Combating crises and communicating effectively with a nation through tough times is a vital responsibility of political leaders.
With the Australian Federal election just around the corner, our Communications team has looked back at some examples of effective and successful political crisis management, where nations turned to their leaders for help and assurance during some of their darkest days.
In 2011, Queensland was hit with the worst floods on record, with more than $440 million spent on the recovery effort. Then Premier Anna Bligh was hailed a hero for her leadership and grace under pressure during the flood crisis. Although being unpopular before the disaster struck, her calm and compassionate manner captured the broken hearts of many Queenslanders during this tough time.
Her words became a trending topic across the country, “We are Queenslanders. We’re the people that they breed tough, north of the border. We’re the ones that they knock down, and we get up again.”
New Zealand Prime Minister Jacinda Arden displayed a sense of strength and compassion in her response to the Christchurch terrorist attacks earlier this year. Following the worst mass killing in New Zealand’s modern history, Jacinda Arden brought the nation together, not only through her words, but through her actions.
The now infamous image of Jacinda Ardern in a black headscarf, mourning with relatives and friends of the victims, not only captured national attention, but also made international headlines, sparking conversation about what a true leader looks like.

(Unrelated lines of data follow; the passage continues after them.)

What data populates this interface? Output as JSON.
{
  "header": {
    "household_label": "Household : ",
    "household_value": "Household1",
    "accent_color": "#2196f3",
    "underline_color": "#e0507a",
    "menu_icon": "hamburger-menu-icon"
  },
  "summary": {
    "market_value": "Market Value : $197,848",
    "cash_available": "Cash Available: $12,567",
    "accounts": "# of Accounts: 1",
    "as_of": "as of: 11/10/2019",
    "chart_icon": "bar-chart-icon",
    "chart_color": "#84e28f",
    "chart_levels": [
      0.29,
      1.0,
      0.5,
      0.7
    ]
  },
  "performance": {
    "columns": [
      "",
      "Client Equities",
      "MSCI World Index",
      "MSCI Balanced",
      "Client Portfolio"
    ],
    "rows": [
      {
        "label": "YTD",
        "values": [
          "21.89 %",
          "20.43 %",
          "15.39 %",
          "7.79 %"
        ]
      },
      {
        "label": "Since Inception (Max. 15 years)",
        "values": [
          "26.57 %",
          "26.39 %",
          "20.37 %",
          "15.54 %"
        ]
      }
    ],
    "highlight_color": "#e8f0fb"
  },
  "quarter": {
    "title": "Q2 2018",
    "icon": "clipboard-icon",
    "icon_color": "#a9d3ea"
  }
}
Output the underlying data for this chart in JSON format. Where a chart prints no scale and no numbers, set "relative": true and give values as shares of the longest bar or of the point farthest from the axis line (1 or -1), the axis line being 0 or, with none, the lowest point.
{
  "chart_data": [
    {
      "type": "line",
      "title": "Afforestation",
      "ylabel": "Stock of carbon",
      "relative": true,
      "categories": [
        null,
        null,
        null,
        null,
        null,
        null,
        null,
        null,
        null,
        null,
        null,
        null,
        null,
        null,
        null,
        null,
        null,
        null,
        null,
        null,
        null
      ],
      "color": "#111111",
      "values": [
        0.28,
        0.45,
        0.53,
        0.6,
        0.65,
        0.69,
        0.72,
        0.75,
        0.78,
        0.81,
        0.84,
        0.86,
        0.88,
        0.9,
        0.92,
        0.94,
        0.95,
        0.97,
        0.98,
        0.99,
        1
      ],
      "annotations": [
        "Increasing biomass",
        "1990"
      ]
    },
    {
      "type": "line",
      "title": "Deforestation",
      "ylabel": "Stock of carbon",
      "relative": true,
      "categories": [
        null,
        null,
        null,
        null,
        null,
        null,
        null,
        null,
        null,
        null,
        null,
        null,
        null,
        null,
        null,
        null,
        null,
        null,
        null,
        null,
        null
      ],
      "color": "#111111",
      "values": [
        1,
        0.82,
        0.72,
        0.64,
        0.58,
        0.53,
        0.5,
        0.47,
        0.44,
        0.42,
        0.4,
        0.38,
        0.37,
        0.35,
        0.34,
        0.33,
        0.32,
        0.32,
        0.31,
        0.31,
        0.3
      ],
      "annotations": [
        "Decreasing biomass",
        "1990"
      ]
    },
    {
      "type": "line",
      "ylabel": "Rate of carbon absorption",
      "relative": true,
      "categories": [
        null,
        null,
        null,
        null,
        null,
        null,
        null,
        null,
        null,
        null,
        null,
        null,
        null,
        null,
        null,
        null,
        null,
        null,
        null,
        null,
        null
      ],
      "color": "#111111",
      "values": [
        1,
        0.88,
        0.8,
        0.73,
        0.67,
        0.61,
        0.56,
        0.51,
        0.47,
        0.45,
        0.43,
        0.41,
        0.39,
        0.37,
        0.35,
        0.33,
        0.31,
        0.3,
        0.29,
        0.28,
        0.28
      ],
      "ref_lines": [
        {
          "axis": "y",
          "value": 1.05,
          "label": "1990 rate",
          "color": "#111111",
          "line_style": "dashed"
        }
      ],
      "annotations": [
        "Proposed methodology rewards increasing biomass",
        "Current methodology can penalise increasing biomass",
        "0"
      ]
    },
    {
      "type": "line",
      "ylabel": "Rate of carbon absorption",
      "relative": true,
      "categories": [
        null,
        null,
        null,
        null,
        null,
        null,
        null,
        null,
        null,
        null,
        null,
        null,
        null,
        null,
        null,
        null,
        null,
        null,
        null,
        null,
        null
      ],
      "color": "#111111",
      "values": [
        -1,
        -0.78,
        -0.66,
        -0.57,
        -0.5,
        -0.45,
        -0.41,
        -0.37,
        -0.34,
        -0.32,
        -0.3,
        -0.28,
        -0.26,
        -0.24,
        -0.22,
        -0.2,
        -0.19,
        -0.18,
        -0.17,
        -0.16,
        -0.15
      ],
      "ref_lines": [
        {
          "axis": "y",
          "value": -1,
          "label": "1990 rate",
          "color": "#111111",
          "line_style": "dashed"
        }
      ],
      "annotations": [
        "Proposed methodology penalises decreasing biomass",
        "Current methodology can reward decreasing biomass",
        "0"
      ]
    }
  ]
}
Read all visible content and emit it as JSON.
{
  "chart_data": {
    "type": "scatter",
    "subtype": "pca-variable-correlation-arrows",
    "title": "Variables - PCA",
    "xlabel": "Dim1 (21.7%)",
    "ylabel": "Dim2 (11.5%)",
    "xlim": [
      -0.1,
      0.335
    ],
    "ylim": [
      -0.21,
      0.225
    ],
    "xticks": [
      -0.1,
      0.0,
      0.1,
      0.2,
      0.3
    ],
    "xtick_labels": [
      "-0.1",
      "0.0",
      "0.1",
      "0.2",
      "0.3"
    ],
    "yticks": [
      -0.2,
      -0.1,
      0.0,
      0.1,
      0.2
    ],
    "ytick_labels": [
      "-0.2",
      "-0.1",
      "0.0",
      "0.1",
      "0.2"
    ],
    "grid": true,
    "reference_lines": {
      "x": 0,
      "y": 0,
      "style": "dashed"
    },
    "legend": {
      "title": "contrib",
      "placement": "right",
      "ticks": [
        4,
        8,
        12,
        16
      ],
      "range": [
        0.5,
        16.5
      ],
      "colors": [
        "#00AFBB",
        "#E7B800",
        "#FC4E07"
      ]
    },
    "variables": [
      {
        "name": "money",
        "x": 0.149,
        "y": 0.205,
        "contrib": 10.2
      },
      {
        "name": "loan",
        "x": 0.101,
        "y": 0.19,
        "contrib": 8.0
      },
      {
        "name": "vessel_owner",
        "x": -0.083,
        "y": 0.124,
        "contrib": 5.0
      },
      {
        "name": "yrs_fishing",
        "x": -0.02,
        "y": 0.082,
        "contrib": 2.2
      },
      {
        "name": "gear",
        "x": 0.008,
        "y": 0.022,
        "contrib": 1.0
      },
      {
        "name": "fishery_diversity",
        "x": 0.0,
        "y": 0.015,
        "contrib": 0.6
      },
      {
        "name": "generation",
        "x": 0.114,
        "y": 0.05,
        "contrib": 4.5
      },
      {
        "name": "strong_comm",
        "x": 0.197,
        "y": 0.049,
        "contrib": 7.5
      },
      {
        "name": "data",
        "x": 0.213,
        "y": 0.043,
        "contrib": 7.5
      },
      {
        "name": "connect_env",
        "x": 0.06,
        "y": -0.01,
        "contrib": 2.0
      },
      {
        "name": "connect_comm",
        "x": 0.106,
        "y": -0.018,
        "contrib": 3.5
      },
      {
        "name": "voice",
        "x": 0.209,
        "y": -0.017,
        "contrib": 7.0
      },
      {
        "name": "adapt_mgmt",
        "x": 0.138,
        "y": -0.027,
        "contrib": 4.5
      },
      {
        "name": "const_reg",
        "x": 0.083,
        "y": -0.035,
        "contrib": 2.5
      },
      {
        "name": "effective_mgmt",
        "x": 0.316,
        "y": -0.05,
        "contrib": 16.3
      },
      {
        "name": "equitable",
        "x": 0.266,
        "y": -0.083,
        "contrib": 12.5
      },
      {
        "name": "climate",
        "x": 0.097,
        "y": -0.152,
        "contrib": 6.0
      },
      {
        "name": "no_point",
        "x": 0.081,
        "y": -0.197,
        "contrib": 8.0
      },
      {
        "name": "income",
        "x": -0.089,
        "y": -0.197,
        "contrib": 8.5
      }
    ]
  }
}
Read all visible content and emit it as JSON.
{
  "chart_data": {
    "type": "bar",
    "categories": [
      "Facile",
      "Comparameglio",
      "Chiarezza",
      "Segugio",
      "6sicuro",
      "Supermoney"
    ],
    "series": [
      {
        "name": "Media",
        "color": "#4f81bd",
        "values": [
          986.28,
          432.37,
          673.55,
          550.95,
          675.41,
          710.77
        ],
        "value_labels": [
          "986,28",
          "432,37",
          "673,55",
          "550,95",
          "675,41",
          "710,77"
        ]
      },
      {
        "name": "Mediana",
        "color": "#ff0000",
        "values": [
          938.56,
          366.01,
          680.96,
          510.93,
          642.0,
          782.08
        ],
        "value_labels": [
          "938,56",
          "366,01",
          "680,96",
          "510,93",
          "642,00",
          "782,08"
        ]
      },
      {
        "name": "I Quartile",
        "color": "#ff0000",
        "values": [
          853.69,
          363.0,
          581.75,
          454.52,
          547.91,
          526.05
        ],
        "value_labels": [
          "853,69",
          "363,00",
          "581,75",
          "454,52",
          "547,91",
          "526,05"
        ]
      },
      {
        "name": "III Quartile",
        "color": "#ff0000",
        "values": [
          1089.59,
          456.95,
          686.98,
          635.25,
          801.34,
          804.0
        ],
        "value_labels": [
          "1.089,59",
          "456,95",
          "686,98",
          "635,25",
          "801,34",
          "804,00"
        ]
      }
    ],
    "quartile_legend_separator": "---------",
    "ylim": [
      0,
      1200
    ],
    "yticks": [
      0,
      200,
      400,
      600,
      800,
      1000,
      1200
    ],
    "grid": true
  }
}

In October 2012, Hurricane Sandy pounded the East coast of the United States, severely impacting areas of New Jersey, New York and Connecticut. The US Federal Government implemented learnings from past natural disasters and were able to foresee impact areas and immediately send staff and resources to respond.
Millions of people lost power but could still access the Internet on mobile devices, and this became the focus of communications. Social media in particular provided a platform for emergency warnings, an avenue to promote community meetings, and a way to facilitate sharing of photos as the affected communities rebuilt.